Komisches Gegengewicht zur traurigen Grundgeschichte sind auch die exzentrischen Nebenfiguren. Gregs Vater, ein Soziologieprofessor, hat einen Hang zu exotischer Küche und ein inniges Verhältnis zur Katze. Gregs vielfach tätowierter, muskelbepackter Geschichtelehrer (Jon Bernthal) dient dem Teenager als moralisches Gewissen. Am normalsten wirkt noch der überlegte Earl.

Sinnsuche, Liebe und Tod

Leben und Tod – extreme Gefühle passen zum Zielpublikum: Liebe, die Suche nach Sinn und die Frage, wie man leben will, sind die gewichtigen Themen der Jugend, im Teenageralter geht es um alles oder nichts. Der kindliche Glaube, alles werde wieder gut, weicht Realismus.
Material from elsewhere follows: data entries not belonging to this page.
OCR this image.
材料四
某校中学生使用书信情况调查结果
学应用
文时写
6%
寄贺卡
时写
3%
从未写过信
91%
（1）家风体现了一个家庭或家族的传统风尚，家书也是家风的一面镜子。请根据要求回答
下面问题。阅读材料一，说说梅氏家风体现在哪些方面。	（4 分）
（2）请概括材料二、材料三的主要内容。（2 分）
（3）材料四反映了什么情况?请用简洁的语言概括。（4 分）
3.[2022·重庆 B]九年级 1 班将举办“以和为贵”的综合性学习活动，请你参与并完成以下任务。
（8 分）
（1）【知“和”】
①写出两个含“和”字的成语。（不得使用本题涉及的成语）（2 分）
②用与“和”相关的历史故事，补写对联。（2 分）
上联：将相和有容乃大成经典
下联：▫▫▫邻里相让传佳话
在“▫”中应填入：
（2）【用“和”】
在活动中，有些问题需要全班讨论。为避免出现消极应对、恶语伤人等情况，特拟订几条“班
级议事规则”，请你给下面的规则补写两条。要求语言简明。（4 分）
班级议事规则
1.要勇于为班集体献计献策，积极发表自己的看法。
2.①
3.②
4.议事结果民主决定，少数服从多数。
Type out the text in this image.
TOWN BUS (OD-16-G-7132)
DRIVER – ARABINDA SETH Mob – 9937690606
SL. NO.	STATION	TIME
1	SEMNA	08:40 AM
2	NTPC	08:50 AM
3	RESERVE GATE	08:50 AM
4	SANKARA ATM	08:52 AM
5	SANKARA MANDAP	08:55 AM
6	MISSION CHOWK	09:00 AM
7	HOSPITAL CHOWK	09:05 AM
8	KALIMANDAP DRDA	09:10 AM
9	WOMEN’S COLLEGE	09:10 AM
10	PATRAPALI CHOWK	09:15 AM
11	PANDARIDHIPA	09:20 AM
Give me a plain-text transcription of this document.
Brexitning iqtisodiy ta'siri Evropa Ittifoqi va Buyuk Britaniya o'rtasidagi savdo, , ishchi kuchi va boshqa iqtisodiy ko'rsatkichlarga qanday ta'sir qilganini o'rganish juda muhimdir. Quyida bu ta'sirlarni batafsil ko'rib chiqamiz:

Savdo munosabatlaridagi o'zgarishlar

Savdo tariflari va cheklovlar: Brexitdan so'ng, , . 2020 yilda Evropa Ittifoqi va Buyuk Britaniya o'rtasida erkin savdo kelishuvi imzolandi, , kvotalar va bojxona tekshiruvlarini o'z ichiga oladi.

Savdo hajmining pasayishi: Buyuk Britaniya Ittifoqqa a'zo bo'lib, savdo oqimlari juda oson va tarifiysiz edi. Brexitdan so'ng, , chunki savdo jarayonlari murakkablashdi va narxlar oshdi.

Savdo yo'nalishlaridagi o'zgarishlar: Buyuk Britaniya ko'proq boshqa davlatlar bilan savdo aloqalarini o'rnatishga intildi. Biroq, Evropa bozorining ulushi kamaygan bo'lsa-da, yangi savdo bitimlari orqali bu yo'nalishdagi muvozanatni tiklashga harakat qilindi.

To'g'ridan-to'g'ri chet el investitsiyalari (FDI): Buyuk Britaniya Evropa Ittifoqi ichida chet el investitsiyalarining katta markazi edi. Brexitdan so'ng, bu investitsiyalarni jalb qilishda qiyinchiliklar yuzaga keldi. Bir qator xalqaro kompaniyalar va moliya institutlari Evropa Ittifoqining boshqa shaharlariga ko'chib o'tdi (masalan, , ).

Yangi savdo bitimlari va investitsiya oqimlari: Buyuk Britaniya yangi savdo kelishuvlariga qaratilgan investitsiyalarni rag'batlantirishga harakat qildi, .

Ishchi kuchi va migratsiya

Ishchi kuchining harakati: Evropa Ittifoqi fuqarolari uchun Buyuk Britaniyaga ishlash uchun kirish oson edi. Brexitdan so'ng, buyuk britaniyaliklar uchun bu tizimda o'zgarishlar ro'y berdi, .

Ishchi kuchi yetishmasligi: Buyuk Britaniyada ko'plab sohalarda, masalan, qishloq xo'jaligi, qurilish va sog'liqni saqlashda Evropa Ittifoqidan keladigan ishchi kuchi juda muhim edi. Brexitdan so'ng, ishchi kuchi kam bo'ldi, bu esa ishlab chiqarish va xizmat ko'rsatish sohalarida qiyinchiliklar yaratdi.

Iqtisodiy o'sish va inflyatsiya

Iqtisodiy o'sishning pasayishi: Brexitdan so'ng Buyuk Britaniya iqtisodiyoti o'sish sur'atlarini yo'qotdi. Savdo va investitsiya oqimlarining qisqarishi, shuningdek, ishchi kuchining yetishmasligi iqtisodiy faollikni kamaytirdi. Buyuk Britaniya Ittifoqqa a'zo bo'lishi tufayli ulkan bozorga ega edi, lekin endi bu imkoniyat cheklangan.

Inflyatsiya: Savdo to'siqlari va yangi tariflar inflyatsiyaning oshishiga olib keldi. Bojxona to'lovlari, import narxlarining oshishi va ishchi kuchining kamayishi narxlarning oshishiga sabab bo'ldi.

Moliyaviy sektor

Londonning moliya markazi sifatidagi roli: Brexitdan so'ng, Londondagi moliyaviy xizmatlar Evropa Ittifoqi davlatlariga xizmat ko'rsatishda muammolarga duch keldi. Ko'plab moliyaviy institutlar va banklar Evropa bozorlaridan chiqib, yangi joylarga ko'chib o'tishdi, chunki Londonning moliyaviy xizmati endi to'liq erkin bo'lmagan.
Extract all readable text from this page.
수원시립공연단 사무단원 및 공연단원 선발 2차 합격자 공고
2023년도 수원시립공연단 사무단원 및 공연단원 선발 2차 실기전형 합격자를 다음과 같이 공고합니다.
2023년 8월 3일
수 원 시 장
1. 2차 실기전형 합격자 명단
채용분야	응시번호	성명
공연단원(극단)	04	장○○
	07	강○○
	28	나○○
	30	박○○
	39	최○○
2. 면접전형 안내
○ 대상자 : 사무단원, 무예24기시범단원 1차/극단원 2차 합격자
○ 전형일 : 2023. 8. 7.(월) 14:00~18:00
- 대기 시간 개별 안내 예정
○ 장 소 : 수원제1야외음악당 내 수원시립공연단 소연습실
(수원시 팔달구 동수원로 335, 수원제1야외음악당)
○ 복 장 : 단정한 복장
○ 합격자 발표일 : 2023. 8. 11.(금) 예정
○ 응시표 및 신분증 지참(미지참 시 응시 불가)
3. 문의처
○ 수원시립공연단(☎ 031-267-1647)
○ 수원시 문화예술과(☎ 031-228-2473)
Thematisch gesellt sich „Me And Earl And the Dying Girl“ zu einer Reihe ähnlicher Filme. Besonders erfolgreich war „Das Schicksal ist ein mieser Verräter“, in dem sich zwei krebskranke Jugendliche ineinander verlieben. Diese Gefühle sind übergroß inszeniert. Am Ende bleibt das Mädchen allein zurück – traurig und gereift. Auch „Me And Earl And the Dying Girl“ ist ein Coming-of-Age-Film, in dem sich Greg weiterentwickelt, weil Rachel – und Earl – seinen Panzer durchbrechen. Allerdings fällt er weit unsentimentaler aus. Von Kritik und Publikum wurde der zweite Langspielfilm von Regisseur Alfonso Gomez-Rejon gleichermaßen gefeiert. Beim Sundance Film Festival bekam das Independent-Drama, basierend auf dem gleichnamigen Debütroman von Jesse Andrews, der auch das Drehbuch verfasste, den Großen Preis der Jury sowie den Publikumspreis.

Am Schluss kann man, sofern die Augen trocken genug sind, ein bisschen Sentimentalität entdecken. Aber wenn man nach der Trauerfeier für eine/die Freundin nicht sentimental sein darf, wann dann?